[Poison] The Gift
『ギフト』

【Part 2】

自動車修理工Giovanni Ribisi(ジョヴァンニ・リビシ)は父親を縛ってガソリンを振りまき焼き殺します。精神異常とはいえ、凄まじいものです。しかし、こういうサイド・ストーリィは全くメインの物語に関連しません。単に異常な要素を積み重ねているだけに見えます。考えて見れば、主人公が心霊術で死体を発見したり出来るので、通常のミステリや探偵ものに比べればコトが簡単に運んでしまいます。それで、周りを飾りたてて複雑に見せたかったのかも知れません。

ある人によれば、Cate Blanchettが用いているカードは心霊術のテストに使われるもので、その模様は単に透視する対象でしかなく、何かを読み取る手段にはならないそうです。タロット・カードのような意味を持っていないわけです。この映画の製作者達はそれを百も承知で、単にデザイン(特に水の模様)が映画に相応しいので使ったのでしょうが。

シェリフは最初彼女の占いに懐疑的でした。しかし、彼女が特定した場所から死体が出た上は信じないわけには行きません。裁判でもありのままを証言しますが、弁護側や傍聴人には彼の証言が非現実的で冗談のように受け止められるのは仕方がありません。シェリフの真面目な態度と証言内容の乖離が可笑しいシーンになっています。

Keanu Reevesは彼には珍しい粗暴な役。妻を虐待し、女子供を脅すというどうしようもない男を演じます。よくまあ、こんな役を引き受けたものです。彼は線の細いイメージなので、実際には全く似合っていません。南部は人種差別で有名ですが、実は男尊女卑の地域でもありました(と、過去形で書いていいのかどうか)。こういう古い世代の観念と無教養、無作法などが加わると"redneck"(レッドネック)と呼ばれる南部人の典型となります。

結局、Cate Blanchettは真犯人に殺されかけますが、それを救った人物はこの世の人ではなかった…というのは不思議です。急にStephen King(スティーヴン・キング)かオカルト・ファンタジーになっちゃいました。

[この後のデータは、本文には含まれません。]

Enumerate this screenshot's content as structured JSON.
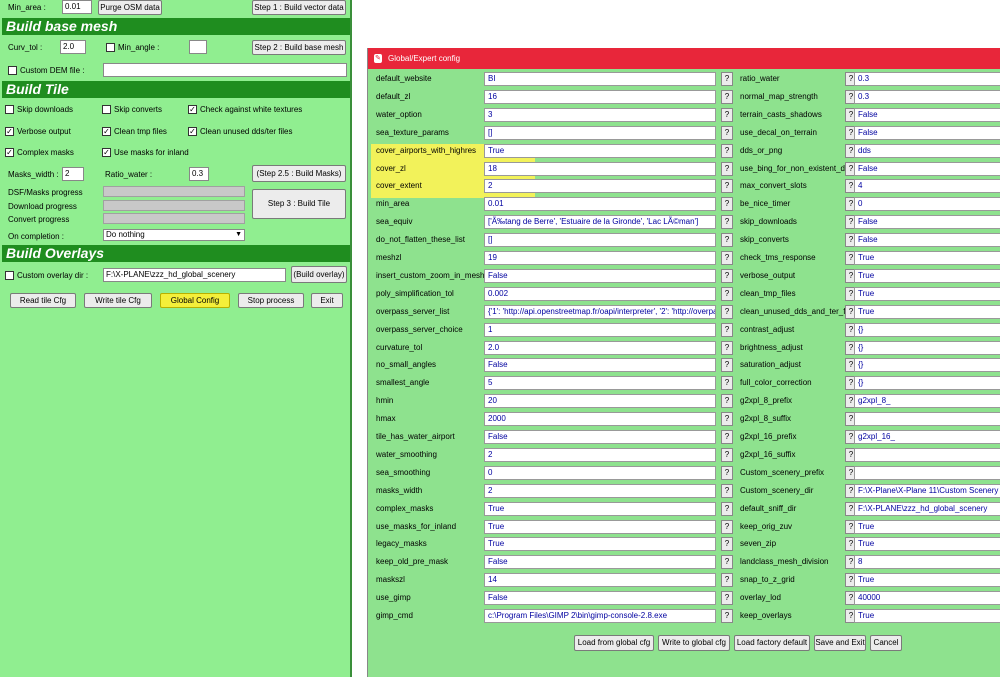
{
  "left": {
    "top": {
      "min_area_label": "Min_area :",
      "min_area_value": "0.01",
      "purge_btn": "Purge OSM data",
      "step1_btn": "Step 1 : Build vector data"
    },
    "base_mesh": {
      "title": "Build base mesh",
      "curv_tol_label": "Curv_tol :",
      "curv_tol_value": "2.0",
      "min_angle_label": "Min_angle :",
      "min_angle_value": "",
      "step2_btn": "Step 2 : Build base mesh",
      "custom_dem_label": "Custom DEM file :",
      "custom_dem_value": ""
    },
    "tile": {
      "title": "Build Tile",
      "checks": [
        {
          "label": "Skip downloads",
          "checked": false
        },
        {
          "label": "Skip converts",
          "checked": false
        },
        {
          "label": "Check against white textures",
          "checked": true
        },
        {
          "label": "Verbose output",
          "checked": true
        },
        {
          "label": "Clean tmp files",
          "checked": true
        },
        {
          "label": "Clean unused dds/ter files",
          "checked": true
        },
        {
          "label": "Complex masks",
          "checked": true
        },
        {
          "label": "Use masks for inland",
          "checked": true
        }
      ],
      "masks_width_label": "Masks_width :",
      "masks_width_value": "2",
      "ratio_water_label": "Ratio_water :",
      "ratio_water_value": "0.3",
      "step25_btn": "(Step 2.5 : Build Masks)",
      "dsf_progress_label": "DSF/Masks progress",
      "download_progress_label": "Download progress",
      "convert_progress_label": "Convert progress",
      "step3_btn": "Step 3 : Build Tile",
      "on_completion_label": "On completion :",
      "on_completion_value": "Do nothing"
    },
    "overlays": {
      "title": "Build Overlays",
      "custom_overlay_label": "Custom overlay dir :",
      "custom_overlay_value": "F:\\X-PLANE\\zzz_hd_global_scenery",
      "build_overlay_btn": "(Build overlay)"
    },
    "bottom_buttons": [
      "Read tile Cfg",
      "Write tile Cfg",
      "Global Config",
      "Stop process",
      "Exit"
    ]
  },
  "dialog": {
    "title": "Global/Expert config",
    "left_params": [
      {
        "name": "default_website",
        "value": "BI"
      },
      {
        "name": "default_zl",
        "value": "16"
      },
      {
        "name": "water_option",
        "value": "3"
      },
      {
        "name": "sea_texture_params",
        "value": "[]"
      },
      {
        "name": "cover_airports_with_highres",
        "value": "True"
      },
      {
        "name": "cover_zl",
        "value": "18"
      },
      {
        "name": "cover_extent",
        "value": "2"
      },
      {
        "name": "min_area",
        "value": "0.01"
      },
      {
        "name": "sea_equiv",
        "value": "['Ã‰tang de Berre', 'Estuaire de la Gironde', 'Lac LÃ©man']"
      },
      {
        "name": "do_not_flatten_these_list",
        "value": "[]"
      },
      {
        "name": "meshzl",
        "value": "19"
      },
      {
        "name": "insert_custom_zoom_in_mesh",
        "value": "False"
      },
      {
        "name": "poly_simplification_tol",
        "value": "0.002"
      },
      {
        "name": "overpass_server_list",
        "value": "{'1': 'http://api.openstreetmap.fr/oapi/interpreter', '2': 'http://overpass"
      },
      {
        "name": "overpass_server_choice",
        "value": "1"
      },
      {
        "name": "curvature_tol",
        "value": "2.0"
      },
      {
        "name": "no_small_angles",
        "value": "False"
      },
      {
        "name": "smallest_angle",
        "value": "5"
      },
      {
        "name": "hmin",
        "value": "20"
      },
      {
        "name": "hmax",
        "value": "2000"
      },
      {
        "name": "tile_has_water_airport",
        "value": "False"
      },
      {
        "name": "water_smoothing",
        "value": "2"
      },
      {
        "name": "sea_smoothing",
        "value": "0"
      },
      {
        "name": "masks_width",
        "value": "2"
      },
      {
        "name": "complex_masks",
        "value": "True"
      },
      {
        "name": "use_masks_for_inland",
        "value": "True"
      },
      {
        "name": "legacy_masks",
        "value": "True"
      },
      {
        "name": "keep_old_pre_mask",
        "value": "False"
      },
      {
        "name": "maskszl",
        "value": "14"
      },
      {
        "name": "use_gimp",
        "value": "False"
      },
      {
        "name": "gimp_cmd",
        "value": "c:\\Program Files\\GIMP 2\\bin\\gimp-console-2.8.exe"
      }
    ],
    "right_params": [
      {
        "name": "ratio_water",
        "value": "0.3"
      },
      {
        "name": "normal_map_strength",
        "value": "0.3"
      },
      {
        "name": "terrain_casts_shadows",
        "value": "False"
      },
      {
        "name": "use_decal_on_terrain",
        "value": "False"
      },
      {
        "name": "dds_or_png",
        "value": "dds"
      },
      {
        "name": "use_bing_for_non_existent_data",
        "value": "False"
      },
      {
        "name": "max_convert_slots",
        "value": "4"
      },
      {
        "name": "be_nice_timer",
        "value": "0"
      },
      {
        "name": "skip_downloads",
        "value": "False"
      },
      {
        "name": "skip_converts",
        "value": "False"
      },
      {
        "name": "check_tms_response",
        "value": "True"
      },
      {
        "name": "verbose_output",
        "value": "True"
      },
      {
        "name": "clean_tmp_files",
        "value": "True"
      },
      {
        "name": "clean_unused_dds_and_ter_files",
        "value": "True"
      },
      {
        "name": "contrast_adjust",
        "value": "{}"
      },
      {
        "name": "brightness_adjust",
        "value": "{}"
      },
      {
        "name": "saturation_adjust",
        "value": "{}"
      },
      {
        "name": "full_color_correction",
        "value": "{}"
      },
      {
        "name": "g2xpl_8_prefix",
        "value": "g2xpl_8_"
      },
      {
        "name": "g2xpl_8_suffix",
        "value": ""
      },
      {
        "name": "g2xpl_16_prefix",
        "value": "g2xpl_16_"
      },
      {
        "name": "g2xpl_16_suffix",
        "value": ""
      },
      {
        "name": "Custom_scenery_prefix",
        "value": ""
      },
      {
        "name": "Custom_scenery_dir",
        "value": "F:\\X-Plane\\X-Plane 11\\Custom Scenery"
      },
      {
        "name": "default_sniff_dir",
        "value": "F:\\X-PLANE\\zzz_hd_global_scenery"
      },
      {
        "name": "keep_orig_zuv",
        "value": "True"
      },
      {
        "name": "seven_zip",
        "value": "True"
      },
      {
        "name": "landclass_mesh_division",
        "value": "8"
      },
      {
        "name": "snap_to_z_grid",
        "value": "True"
      },
      {
        "name": "overlay_lod",
        "value": "40000"
      },
      {
        "name": "keep_overlays",
        "value": "True"
      }
    ],
    "help_label": "?",
    "buttons": [
      "Load from global cfg",
      "Write to global cfg",
      "Load factory default",
      "Save and Exit",
      "Cancel"
    ]
  },
  "colors": {
    "panel_bg": "#90ee90",
    "section_bg": "#1f8d1f",
    "title_bar": "#e8263a",
    "highlight": "#f2f25a"
  }
}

助けてくれた幽霊が極めつけの善人ならほのぼのとした余韻が残ったでしょうが、それがかなり異常な人間だったというのはスッキリしません。

Voodooなら南部に相応しいものですが、心霊術ならアメリカのどこでもいいわけです。残るは死体を沈めるスワンプと"redneck"の存在だけ。どうも“南部もの”としては、今いち何かが欠けています。

私はこれが“南部もの”に入りそうだと思ったから観たのですが、そうでなかったらこのテの映画は観なかったでしょう。こんな映画を企画し、大勢で大金と手間暇をかけて製作する正当な理由が見当たりません。まあ、そういう映画はごまんとあるのですが。